- Category: January 2012 - Marketing Trends 2012
The global, independent, non-profit IT association ISACA (Information Systems Audit and Control Association) was founded in 1969 and has since then provided knowledge, certifications, community, advocacy, and education on information systems.MediaBUZZ would like to present the following, recently shared recommendations from ISACA for managing three of the trends widely cited to dominate the IT landscape in 2012, namely big data, the consumerization of information technology and the growing dominance of mobile devices.
Big Data - Coaxing Order Out of Chaos
“Big Data” describes not only the extremely large volumes of data being collected by enterprises in an increasingly connected world, but also their diverse sources, including social networks, sensor networks, customer chat sessions and more.
“Big Data is going to evolve out of its ‘shiny new object’ status in 2012. IT leaders will need to figure out how to coax order out of the chaos from all those zeroes and ones, as well as optimize ROI and manage data privacy,” said Ken Vander Wal, CISA, CPA, International President of ISACA.
According to the complimentary ISACA white paper Data Analytics - A Practical Approach, enterprises should aim for early success by using analytics across many projects for greater insight, performing ad hoc analysis to support key areas of risk, and defining measures of success along the way.
The Invasion of Consumer Devices
The consumerization of IT, marked by the invasion of employee-owned smartphones and tablet devices into the workplace, is predicted to be another major trend in 2012. Employees who use their own devices for work gain flexibility and can be more productive, but those devices are typically more difficult for IT to secure and manage.
“BYOD - or Bring Your Own Device - is a fast-moving train. IT departments have to jump on it or risk getting left at the station,” said Robert Stroud, CGEIT, CRISC, past International Vice President of ISACA and Vice President, Innovation and Strategy, CA Technologies.
“Organizations that embrace the BYOD trend need to consider a two-pronged approach to security by focusing on both the device and the data it can access. In 2012, we should see an increased focus on the mobile device and its access to information. IT will need to answer questions such as, ‘Who is accessing corporate information, when and from what device? Is the device trustworthy?” said Stroud.
IT professionals’ acceptance of this trend is mixed.

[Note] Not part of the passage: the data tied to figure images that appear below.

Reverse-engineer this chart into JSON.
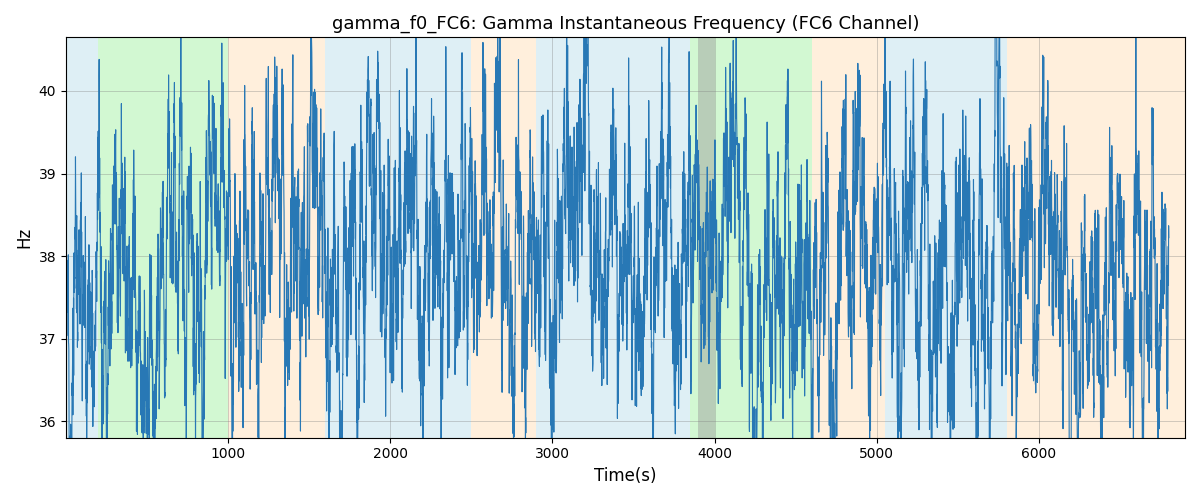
{
  "title": "gamma_f0_FC6: Gamma Instantaneous Frequency (FC6 Channel)",
  "xlabel": "Time(s)",
  "ylabel": "Hz",
  "ylim": [
    35.8,
    40.65
  ],
  "xlim": [
    0,
    6900
  ],
  "line_color": "#2878b5",
  "line_width": 0.8,
  "bg_bands": [
    {
      "xmin": 0,
      "xmax": 200,
      "color": "#add8e6",
      "alpha": 0.4
    },
    {
      "xmin": 200,
      "xmax": 1000,
      "color": "#90ee90",
      "alpha": 0.4
    },
    {
      "xmin": 1000,
      "xmax": 1600,
      "color": "#ffd8a8",
      "alpha": 0.4
    },
    {
      "xmin": 1600,
      "xmax": 2500,
      "color": "#add8e6",
      "alpha": 0.4
    },
    {
      "xmin": 2500,
      "xmax": 2900,
      "color": "#ffd8a8",
      "alpha": 0.4
    },
    {
      "xmin": 2900,
      "xmax": 3850,
      "color": "#add8e6",
      "alpha": 0.4
    },
    {
      "xmin": 3850,
      "xmax": 4600,
      "color": "#90ee90",
      "alpha": 0.4
    },
    {
      "xmin": 4600,
      "xmax": 5050,
      "color": "#ffd8a8",
      "alpha": 0.4
    },
    {
      "xmin": 5050,
      "xmax": 5800,
      "color": "#add8e6",
      "alpha": 0.4
    },
    {
      "xmin": 5800,
      "xmax": 6900,
      "color": "#ffd8a8",
      "alpha": 0.4
    }
  ],
  "gray_band": {
    "xmin": 3900,
    "xmax": 4000,
    "color": "#999999",
    "alpha": 0.45
  },
  "yticks": [
    36,
    37,
    38,
    39,
    40
  ],
  "xticks": [
    1000,
    2000,
    3000,
    4000,
    5000,
    6000
  ],
  "seed": 7,
  "n_points": 6800,
  "x_start": 0,
  "x_end": 6800
}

More ISACA members in Europe, North America and Oceania say their enterprises allow employees to use corporate IT assets and time for personal purposes to promote work-life balance, while those in Asia, Latin America and Africa say their enterprises generally restrict this due to security concerns, according to the recent 2011 ISACA Shopping on the Job Survey: Online Holiday Shopping and BYOD Security.
Growth in Mobile Equals Growth in Threats
One of most prominent elements in the 2012 security landscape will be the growth of mobile devices, including everything from smartphones and tablet computers to laptops and Universal Serial Bus (USB) memory sticks.
“2012 will see a sharp increase in attacks targeted at mobile devices, either to exploit them or use them as an access point to corporate networks,” said John Pironti, CISM, CRISC, CISSP, Security Advisor, ISACA, and President, IP Architects.
ISACA advises that information security managers need to create an easily understood and executable policy that protects against the data leakage and malware – and then communicate it. In ISACA’s recent BYOD survey of 1,224 US consumers, 16% of respondents say their organization does not have a policy prohibiting or limiting personal activities on work devices, and another 20% do not know if one exists.
Setting and communicating policies are central to effective governance of enterprise IT (GEIT), which is a priority with most enterprises, according to the fourth Global Status Report on the Governance of Enterprise IT (GEIT) published by ISACA’s research affiliate, the IT Governance Institute (ITGI). Only 5% of business executives and heads of information technology surveyed indicated that they do not consider it important, and two-thirds of enterprises have some GEIT activities in place. The survey, however, uncovered opportunity for IT leaders to be more proactive, especially in striking a balance between innovation projects and “run the business” tasks.